To view the programs and their institutions that are subject to the standards, click here. For a sortable, searchable table showing institutions that failed the standards, click here.
Monday’s announcement represented the first time the department had measured career-training programs against the debt-to-earnings benchmarks set out in the new rule. It’s unclear whether the Trump administration will continue to enforce the regulation.
Institutions that ran afoul of the rule fit into two categories:
- Over 800 programs failed the standards by having graduates with annual loan payments that exceeded 12 percent of their total earnings or 30 percent of their discretionary income.

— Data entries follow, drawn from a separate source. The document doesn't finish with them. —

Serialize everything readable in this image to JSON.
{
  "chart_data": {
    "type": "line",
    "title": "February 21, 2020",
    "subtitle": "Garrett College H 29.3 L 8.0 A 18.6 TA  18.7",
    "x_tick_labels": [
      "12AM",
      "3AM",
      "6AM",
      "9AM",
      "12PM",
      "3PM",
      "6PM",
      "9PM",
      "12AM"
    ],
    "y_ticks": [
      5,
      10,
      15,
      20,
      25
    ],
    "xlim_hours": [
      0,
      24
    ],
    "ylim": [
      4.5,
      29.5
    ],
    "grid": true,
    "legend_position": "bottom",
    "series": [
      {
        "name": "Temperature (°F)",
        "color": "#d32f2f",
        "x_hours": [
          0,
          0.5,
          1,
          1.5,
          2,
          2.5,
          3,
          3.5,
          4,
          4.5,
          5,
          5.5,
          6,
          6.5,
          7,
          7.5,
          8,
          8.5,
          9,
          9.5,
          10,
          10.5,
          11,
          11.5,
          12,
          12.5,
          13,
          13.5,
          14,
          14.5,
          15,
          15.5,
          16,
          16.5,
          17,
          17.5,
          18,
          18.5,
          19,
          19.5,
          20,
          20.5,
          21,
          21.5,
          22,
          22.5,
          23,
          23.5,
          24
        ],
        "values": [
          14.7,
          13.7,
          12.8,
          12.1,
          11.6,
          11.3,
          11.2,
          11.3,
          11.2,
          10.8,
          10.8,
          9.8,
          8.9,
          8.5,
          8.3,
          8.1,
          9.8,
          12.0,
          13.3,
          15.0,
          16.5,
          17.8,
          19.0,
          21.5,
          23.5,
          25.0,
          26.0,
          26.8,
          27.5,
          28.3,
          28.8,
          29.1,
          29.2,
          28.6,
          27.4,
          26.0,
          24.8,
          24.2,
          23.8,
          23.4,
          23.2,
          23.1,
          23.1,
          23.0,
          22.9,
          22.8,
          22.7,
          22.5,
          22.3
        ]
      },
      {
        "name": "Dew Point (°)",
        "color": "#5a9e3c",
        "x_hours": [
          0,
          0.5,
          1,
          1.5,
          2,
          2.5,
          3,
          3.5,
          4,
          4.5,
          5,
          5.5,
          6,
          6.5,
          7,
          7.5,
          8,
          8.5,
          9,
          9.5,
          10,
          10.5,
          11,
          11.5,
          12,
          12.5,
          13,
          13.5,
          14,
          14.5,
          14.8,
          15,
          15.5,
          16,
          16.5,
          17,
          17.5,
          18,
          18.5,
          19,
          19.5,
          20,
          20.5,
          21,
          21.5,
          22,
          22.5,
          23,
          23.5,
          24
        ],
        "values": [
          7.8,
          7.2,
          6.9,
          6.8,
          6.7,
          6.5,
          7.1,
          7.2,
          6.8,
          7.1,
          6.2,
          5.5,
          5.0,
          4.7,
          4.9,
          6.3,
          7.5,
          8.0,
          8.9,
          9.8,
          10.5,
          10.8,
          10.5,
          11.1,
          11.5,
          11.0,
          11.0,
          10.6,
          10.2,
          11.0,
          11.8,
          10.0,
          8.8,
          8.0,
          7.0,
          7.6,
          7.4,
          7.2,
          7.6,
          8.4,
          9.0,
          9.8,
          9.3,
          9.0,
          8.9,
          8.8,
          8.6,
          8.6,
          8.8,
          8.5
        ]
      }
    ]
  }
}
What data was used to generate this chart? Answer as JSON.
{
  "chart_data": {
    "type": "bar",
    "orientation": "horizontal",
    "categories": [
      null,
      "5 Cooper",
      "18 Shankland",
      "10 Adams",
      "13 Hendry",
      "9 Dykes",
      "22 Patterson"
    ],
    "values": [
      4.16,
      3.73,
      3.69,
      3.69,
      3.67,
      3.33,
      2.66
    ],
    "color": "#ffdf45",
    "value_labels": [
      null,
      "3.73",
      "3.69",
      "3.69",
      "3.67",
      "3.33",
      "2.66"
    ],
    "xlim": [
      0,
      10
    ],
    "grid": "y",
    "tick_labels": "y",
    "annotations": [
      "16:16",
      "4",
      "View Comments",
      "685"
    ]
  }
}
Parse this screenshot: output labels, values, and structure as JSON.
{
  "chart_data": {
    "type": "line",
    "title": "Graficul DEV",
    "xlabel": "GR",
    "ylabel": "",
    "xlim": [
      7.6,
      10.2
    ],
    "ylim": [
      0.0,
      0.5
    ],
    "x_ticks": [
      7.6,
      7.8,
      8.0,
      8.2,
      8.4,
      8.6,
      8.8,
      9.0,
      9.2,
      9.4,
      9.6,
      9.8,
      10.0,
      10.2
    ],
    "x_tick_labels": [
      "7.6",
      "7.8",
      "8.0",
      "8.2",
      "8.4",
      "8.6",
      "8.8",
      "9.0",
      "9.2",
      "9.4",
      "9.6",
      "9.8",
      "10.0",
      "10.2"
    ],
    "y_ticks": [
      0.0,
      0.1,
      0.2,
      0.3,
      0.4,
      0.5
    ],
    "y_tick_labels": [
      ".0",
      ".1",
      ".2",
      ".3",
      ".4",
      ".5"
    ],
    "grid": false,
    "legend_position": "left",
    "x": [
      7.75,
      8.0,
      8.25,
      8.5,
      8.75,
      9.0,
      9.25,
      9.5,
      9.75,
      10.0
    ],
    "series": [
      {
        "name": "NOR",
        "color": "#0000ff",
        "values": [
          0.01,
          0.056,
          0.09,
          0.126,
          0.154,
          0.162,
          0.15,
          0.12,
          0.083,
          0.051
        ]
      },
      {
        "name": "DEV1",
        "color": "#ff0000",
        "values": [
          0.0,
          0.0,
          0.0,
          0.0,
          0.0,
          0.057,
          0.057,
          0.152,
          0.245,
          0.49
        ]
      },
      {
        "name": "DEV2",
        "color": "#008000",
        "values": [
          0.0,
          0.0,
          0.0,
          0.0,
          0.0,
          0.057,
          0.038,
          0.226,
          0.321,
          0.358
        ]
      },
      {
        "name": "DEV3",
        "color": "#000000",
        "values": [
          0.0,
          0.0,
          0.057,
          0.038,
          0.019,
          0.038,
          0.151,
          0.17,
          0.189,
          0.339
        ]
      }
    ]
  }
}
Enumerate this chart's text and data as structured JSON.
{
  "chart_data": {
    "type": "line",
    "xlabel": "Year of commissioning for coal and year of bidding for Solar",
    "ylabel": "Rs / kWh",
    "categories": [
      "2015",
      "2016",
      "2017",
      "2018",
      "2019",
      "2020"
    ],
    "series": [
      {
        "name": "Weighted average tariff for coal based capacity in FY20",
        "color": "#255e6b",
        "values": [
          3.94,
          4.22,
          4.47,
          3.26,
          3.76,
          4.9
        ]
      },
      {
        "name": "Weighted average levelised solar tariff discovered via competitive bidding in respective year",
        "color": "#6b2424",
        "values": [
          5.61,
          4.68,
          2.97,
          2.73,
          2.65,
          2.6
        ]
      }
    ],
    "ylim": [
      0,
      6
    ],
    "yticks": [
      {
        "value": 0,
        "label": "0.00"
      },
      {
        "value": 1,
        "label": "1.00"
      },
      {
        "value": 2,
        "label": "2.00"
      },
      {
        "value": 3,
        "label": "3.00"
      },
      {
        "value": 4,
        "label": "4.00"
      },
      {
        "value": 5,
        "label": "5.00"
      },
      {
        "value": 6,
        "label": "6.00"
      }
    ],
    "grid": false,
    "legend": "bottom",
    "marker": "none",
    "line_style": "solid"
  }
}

- Some 1,239 programs received a “zone” rating, a slightly lower level of concern, meaning their graduates’ annual loan payments were 20 to 30 percent of discretionary income or 8 to 12 percent of total earnings.
Programs that fail in two of three consecutive years or are given “zone” ratings for four consecutive years are ineligible to receive Title IV student-aid funds, according to department guidelines.
The specifics of gainful employment were long debated after the department introduced the rule, in 2011, but in 2014 regulations were made final. According to the rule, a program passes if the estimated annual loan payments of graduates do not exceed 8 percent of total earnings or 20 percent of discretionary income.
For-profit colleges largely lobbied against the gainful-employment regulations.
Correction (1/10/2017, 12:47 p.m.): A link in this post to the Education Department’s website was originally described incorrectly. The website lists all institutions subject to the gainful-employment standards, not just those that failed the standards. The post has been updated to reflect this correction.